New Maps of Etna.—After these pages had received their final revision in type, I met with two new maps of Etna in the Paris Exhibition. The literature of our subject will obviously be incomplete without some notice of them, although this belongs properly to the first chapter rather than to the last. The one is a map in relief constructed by Captain Francesco Pistoja for the Istituto Topografico Militare of Florence. The vertical scale is 1/25,000 and the horizontal is 1/50,000. The surface is coloured geologically: the lavas erupted during each century being differently coloured, while the course of each stream is traced. This map, although by no means free from errors, is a vast improvement on the relief map of M. Elie de Beaumont. One defect, which might be easily remedied, is due to the fact that the lavas of three consecutive centuries are coloured so much alike, that it is almost impossible to distinguish them. The minor cones are well shown, the Val del Bove fairly well, and the map is altogether a valuable addition to our knowledge of the mountain.
The other map is a Carta Agronomica dell' Etna, showing the surface cultivation. Different colours denote different plants, pistachio nuts, vines, olives, chestnuts, etc. It is beautifully drawn and coloured by hand, and is the work of Signor L. Ardini, of Catania.
FOOTNOTES:
[22] The figures in this plate are magnified 35 diameters.
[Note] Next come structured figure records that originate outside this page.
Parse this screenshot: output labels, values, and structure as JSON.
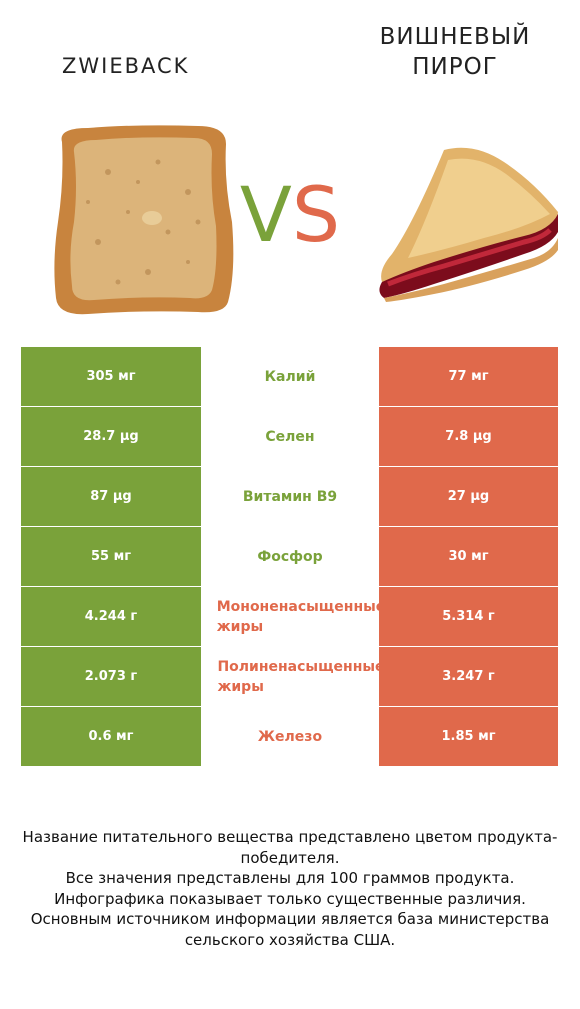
{
  "left_food": {
    "name": "ZWIEBACK"
  },
  "right_food": {
    "name": "ВИШНЕВЫЙ ПИРОГ"
  },
  "vs": {
    "v": "V",
    "s": "S"
  },
  "colors": {
    "winner_left": "#7aa23a",
    "winner_right": "#e0694b"
  },
  "rows": [
    {
      "nutrient": "Калий",
      "left": "305 мг",
      "right": "77 мг",
      "winner": "left"
    },
    {
      "nutrient": "Селен",
      "left": "28.7 µg",
      "right": "7.8 µg",
      "winner": "left"
    },
    {
      "nutrient": "Витамин B9",
      "left": "87 µg",
      "right": "27 µg",
      "winner": "left"
    },
    {
      "nutrient": "Фосфор",
      "left": "55 мг",
      "right": "30 мг",
      "winner": "left"
    },
    {
      "nutrient": "Мононенасыщенные жиры",
      "left": "4.244 г",
      "right": "5.314 г",
      "winner": "right"
    },
    {
      "nutrient": "Полиненасыщенные жиры",
      "left": "2.073 г",
      "right": "3.247 г",
      "winner": "right"
    },
    {
      "nutrient": "Железо",
      "left": "0.6 мг",
      "right": "1.85 мг",
      "winner": "right"
    }
  ],
  "footer": {
    "line1": "Название питательного вещества представлено цветом продукта-победителя.",
    "line2": "Все значения представлены для 100 граммов продукта.",
    "line3": "Инфографика показывает только существенные различия.",
    "line4": "Основным источником информации является база министерства сельского хозяйства США."
  }
}
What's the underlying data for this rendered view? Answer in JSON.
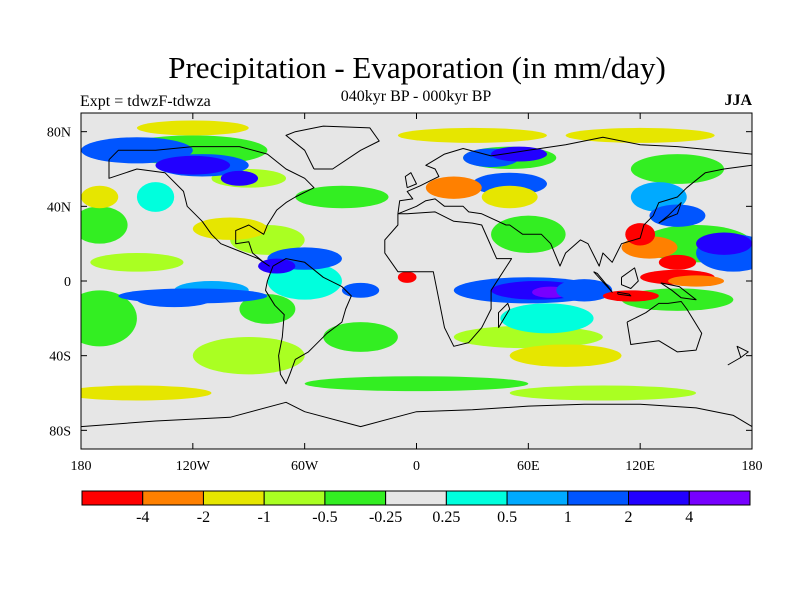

Fig. 1. Lava of b.c. 396. The upper half of the drawing is occupied by a crystal of plagioclastic felspar showing twin lamellation and faint zonal markings, and with numerous irregular dark-brown inclosures of glass, probably containing magnetite dust and matter similar to that of the groundmass of the rock which consists of felspar microliths, granules of olivine, and augite crystals, grains of magnetite, and apparently a little interstitial glass. A crystal of augite is shown near the bottom of the drawing.
Fig. 2. Lava of a.d. 1689. On the right hand side part of a plagioclase crystal with inclosures similar to that in the preceding figure. In the centre a small crystal of plagioclase. Groundmass similar to that of Fig. 1, but showing a somewhat definite arrangement of the small felspar crystals, indicative of fluxion.
[23] "Mikroskopische Beschaffenheit der Mineralien und Gesteine." Leipzig, 1873; p. 480.
[24] "Mikroskopische Physiographie der Massigen Gesteine. Stuttgart, 1877; p. 547.